Say I have i.i.d. bernoulli trials $X_1, \cdots, X_n$. Now I observe $\sum_1^k X_i$ and want to estimate the probability that $\sum_k^n X_i \geq t$, where $t$ is some treshold.
I am used to Bayesian thinking. Therefore, no prior => no estimate. If I have a prior, I can simply use the Bayes theorem to do this. How do frequentists solve this kind of problems?
I could estimate $p$ as the sample average of the first $k$ random variables. However, I should also factor in the chance that this estimate is wrong. It is not clear how to do this in a formally correct way.

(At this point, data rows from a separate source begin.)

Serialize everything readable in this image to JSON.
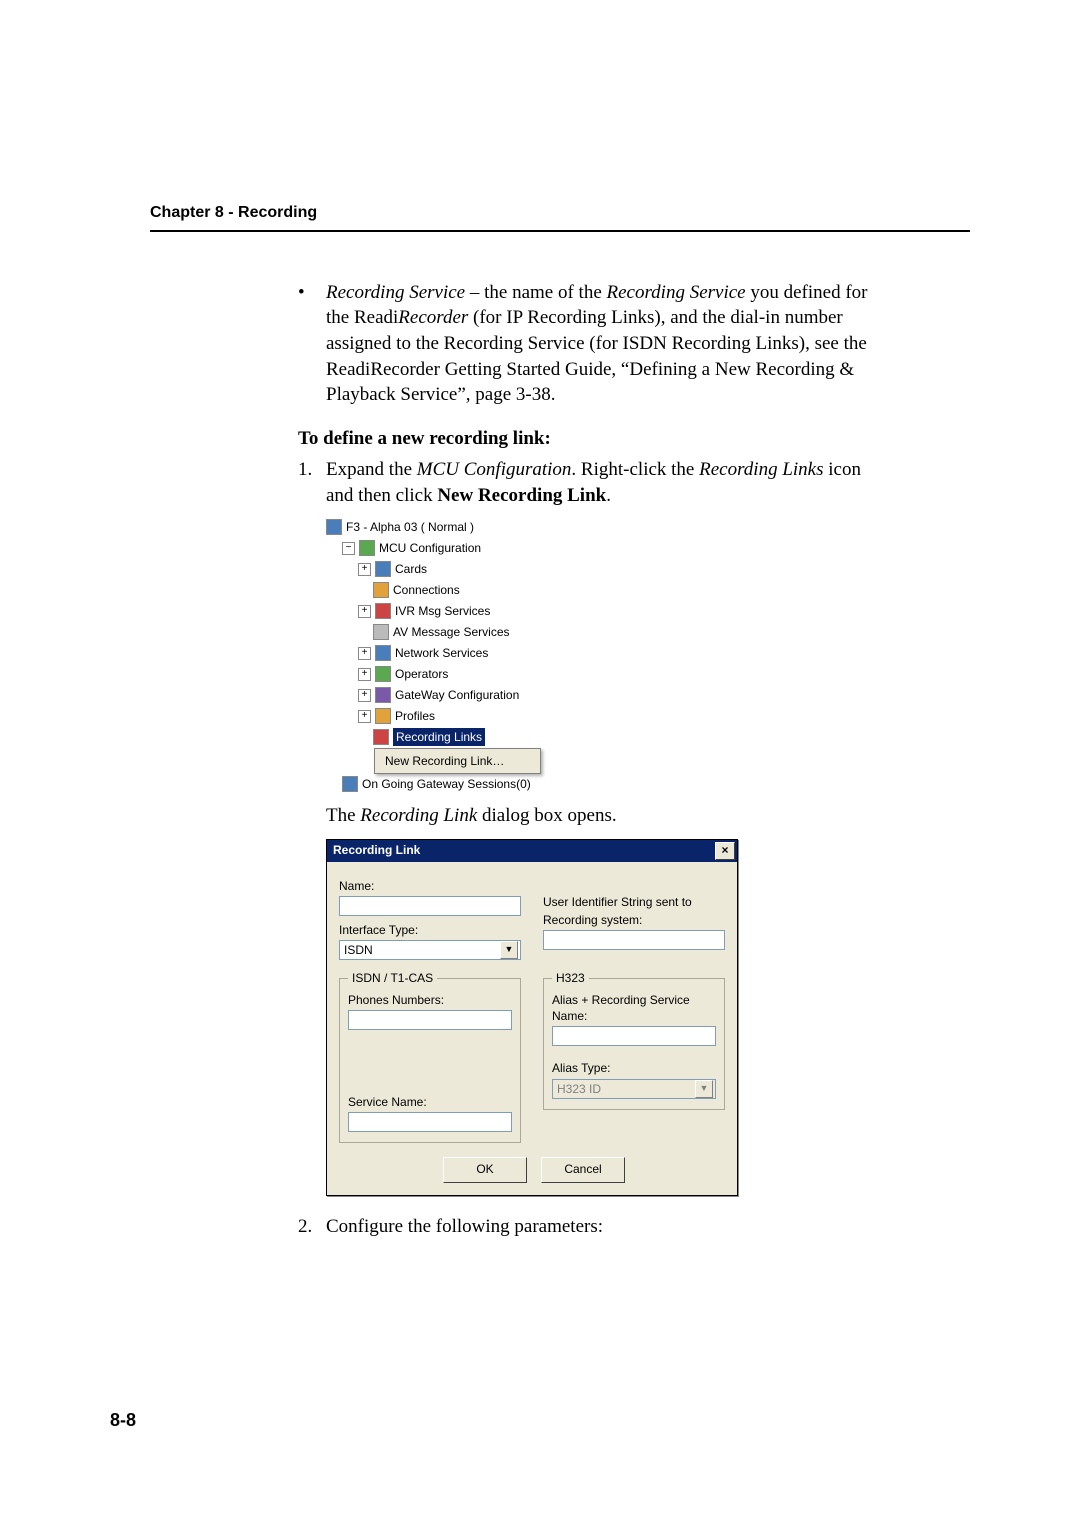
{
  "header": {
    "chapter_label": "Chapter 8 - Recording"
  },
  "bullet": {
    "term": "Recording Service",
    "dash": " – the name of the ",
    "term2": "Recording Service",
    "after_term2": " you defined for the Readi",
    "recorder_italic": "Recorder",
    "rest": " (for IP Recording Links), and the dial-in number assigned to the Recording Service (for ISDN Recording Links), see the ReadiRecorder Getting Started Guide, “Defining a New Recording & Playback Service”, page 3-38."
  },
  "section": {
    "define_heading": "To define a new recording link:"
  },
  "step1": {
    "lead": "Expand the ",
    "mcu_conf": "MCU Configuration",
    "mid": ". Right-click the ",
    "rec_links": "Recording Links",
    "after": " icon and then click ",
    "new_link_bold": "New Recording Link",
    "period": "."
  },
  "tree": {
    "root": "F3 - Alpha 03 ( Normal )",
    "mcu": "MCU Configuration",
    "cards": "Cards",
    "connections": "Connections",
    "ivr": "IVR Msg Services",
    "av": "AV Message Services",
    "network": "Network Services",
    "operators": "Operators",
    "gateway": "GateWay Configuration",
    "profiles": "Profiles",
    "recording_links": "Recording Links",
    "new_recording_link": "New Recording Link…",
    "ongoing": "On Going Gateway Sessions(0)"
  },
  "caption": {
    "pre": "The ",
    "italic": "Recording Link",
    "post": " dialog box opens."
  },
  "dialog": {
    "title": "Recording Link",
    "close": "×",
    "name_label": "Name:",
    "name_value": "",
    "interface_label": "Interface Type:",
    "interface_value": "ISDN",
    "user_id_label1": "User Identifier String sent to",
    "user_id_label2": "Recording system:",
    "user_id_value": "",
    "isdn": {
      "legend": "ISDN / T1-CAS",
      "phones_label": "Phones  Numbers:",
      "phones_value": "",
      "service_label": "Service Name:",
      "service_value": ""
    },
    "h323": {
      "legend": "H323",
      "alias_service_label": "Alias + Recording Service Name:",
      "alias_service_value": "",
      "alias_type_label": "Alias Type:",
      "alias_type_value": "H323 ID"
    },
    "ok": "OK",
    "cancel": "Cancel"
  },
  "step2": {
    "text": "Configure the following parameters:"
  },
  "page_number": "8-8"
}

Now, I could estimate $P[\hat p\leq p−ϵ]$ using the Hoeffding bound as described by Michael, sure. But how can I say anything about the probability of $p$ being something? I mean, say $p$ is $1/2$. Then the first $k$ trials are irrelevant and the frequentist estimate is totally wrong. So maybe the frequentist approach has some implicit assumptions which I don't understand and which allow me to do these things?
Here is one approach:
Suppose $\{X_i\}_{i=1}^{\infty}$ are i.i.d. Bernoulli with unknown parameter $p \in [0,1]$, where $p=P[X_1=1]$. Suppose you want to estimate a value $f(p)$ for some function $f:[0,1]\rightarrow [0,1]$. Finally, suppose $f$ is $L$-Lipschitz so that $$ |f(x)-f(y)|\leq L|x-y| \quad \forall x, y \in [0,1]$$ Then from $k$ samples $\{X_1, ..., X_k\}$ we can define $$ \hat{p}_k = \frac{1}{k}\sum_{i=1}^k X_i$$ Let our estimate be $f(\hat{p}_k)$. Then for any $\epsilon>0$ we obtain: \begin{align*} P[|f(p) - f(\hat{p}_k)|\geq \epsilon] &\overset{(a)}{\leq} P[L|p-\hat{p}_k|\geq \epsilon] \\ &\overset{(b)}{\leq} 2 e^{\frac{-2k\epsilon^2}{L^2}} \end{align*} where (a) holds by the Lipschitz property and (b) holds by the Chernov-Hoeffding bound.